まさか……。美乃は俺のことが好き、なのか……?


それは、とてもじゃないけどれど、口にできないことだった。
気づけば気まずい雰囲気に包まれていた俺たちは、ほとんど言葉を交わすことなく病院に戻り、そのまま逃げるように病室を出て家に帰った。


俺は鋭くはないかもしれないけれど、そこまで鈍くもないつもりだ。
自分で言うのはおこがましいけれど、ルックスは悪くない方だろうし、おかげで女で苦労したことはない。

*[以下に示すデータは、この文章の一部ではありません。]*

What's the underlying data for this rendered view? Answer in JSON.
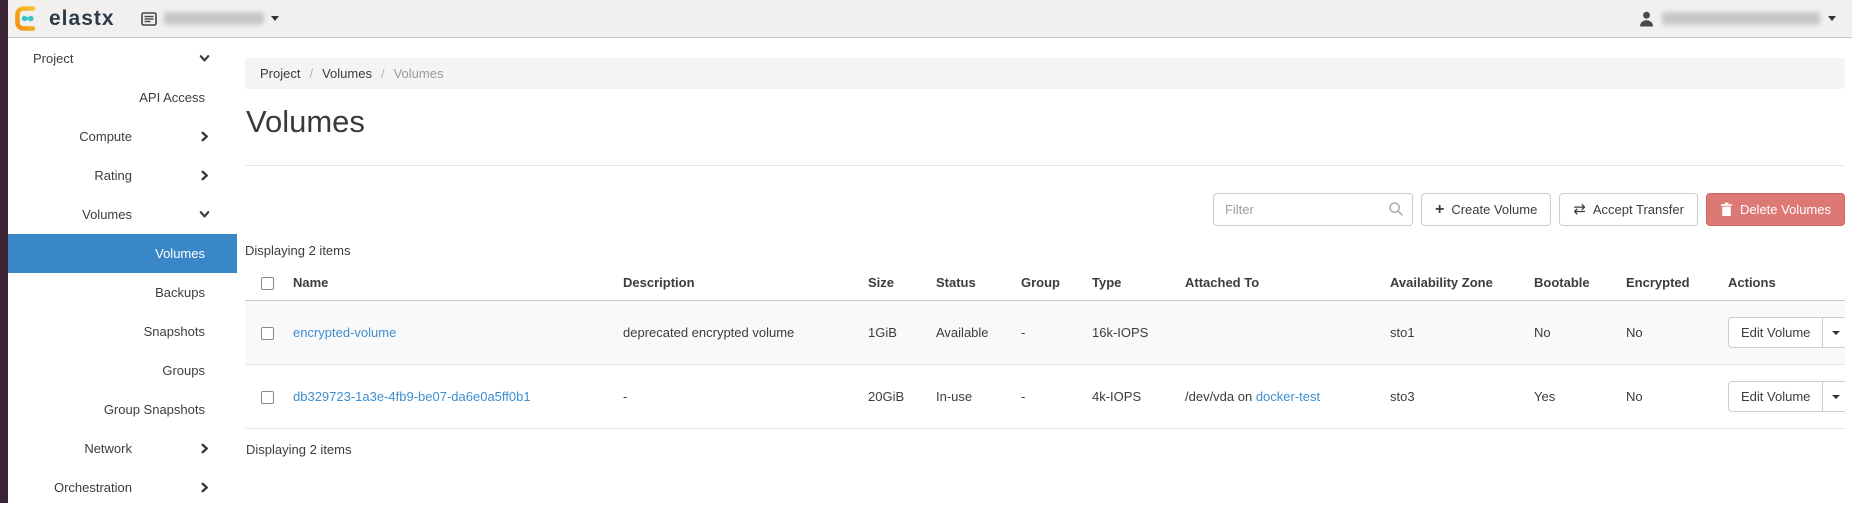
{
  "colors": {
    "accent_blue": "#3a87c8",
    "link_blue": "#3e8ed2",
    "danger_red": "#dc7975",
    "sidebar_strip": "#3a2433",
    "header_bg": "#f1f0ef"
  },
  "header": {
    "logo_text": "elastx"
  },
  "sidebar": {
    "items": [
      {
        "label": "Project"
      },
      {
        "label": "API Access"
      },
      {
        "label": "Compute"
      },
      {
        "label": "Rating"
      },
      {
        "label": "Volumes"
      },
      {
        "label": "Volumes"
      },
      {
        "label": "Backups"
      },
      {
        "label": "Snapshots"
      },
      {
        "label": "Groups"
      },
      {
        "label": "Group Snapshots"
      },
      {
        "label": "Network"
      },
      {
        "label": "Orchestration"
      }
    ]
  },
  "breadcrumb": {
    "items": [
      "Project",
      "Volumes",
      "Volumes"
    ],
    "separator": "/"
  },
  "page": {
    "title": "Volumes"
  },
  "toolbar": {
    "filter_placeholder": "Filter",
    "create_label": "Create Volume",
    "accept_label": "Accept Transfer",
    "delete_label": "Delete Volumes"
  },
  "table": {
    "caption_top": "Displaying 2 items",
    "caption_bottom": "Displaying 2 items",
    "headers": [
      "Name",
      "Description",
      "Size",
      "Status",
      "Group",
      "Type",
      "Attached To",
      "Availability Zone",
      "Bootable",
      "Encrypted",
      "Actions"
    ],
    "rows": [
      {
        "name": "encrypted-volume",
        "description": "deprecated encrypted volume",
        "size": "1GiB",
        "status": "Available",
        "group": "-",
        "type": "16k-IOPS",
        "attached_prefix": "",
        "attached_link": "",
        "availability_zone": "sto1",
        "bootable": "No",
        "encrypted": "No",
        "action": "Edit Volume"
      },
      {
        "name": "db329723-1a3e-4fb9-be07-da6e0a5ff0b1",
        "description": "-",
        "size": "20GiB",
        "status": "In-use",
        "group": "-",
        "type": "4k-IOPS",
        "attached_prefix": "/dev/vda on ",
        "attached_link": "docker-test",
        "availability_zone": "sto3",
        "bootable": "Yes",
        "encrypted": "No",
        "action": "Edit Volume"
      }
    ]
  }
}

女が考えてることはいつもだいたいわかったし、学生時代に恋愛絡みで振り回されて苦い経験をしてからは、波風を立てないようにしていた。
それでも面倒なことになりそうな時は、トラブルになる前に別れた。


面倒なことは嫌いだし自分のペースで生活したいのに、恋愛は束縛や嫉妬だらけ。
そんな俺は、きっと恋愛に向いていない。


暇を埋める存在として何人かと付き合ってきたものの、言うまでもなく長続きすることはなかった。
ただ、それは今までに本気になれる女がいなかったのも、理由のひとつだと思う。


だから、信二みたいにひとりの女とずっと一緒なのは本当にすごいと思うけれど、俺には到底真似できそうにない。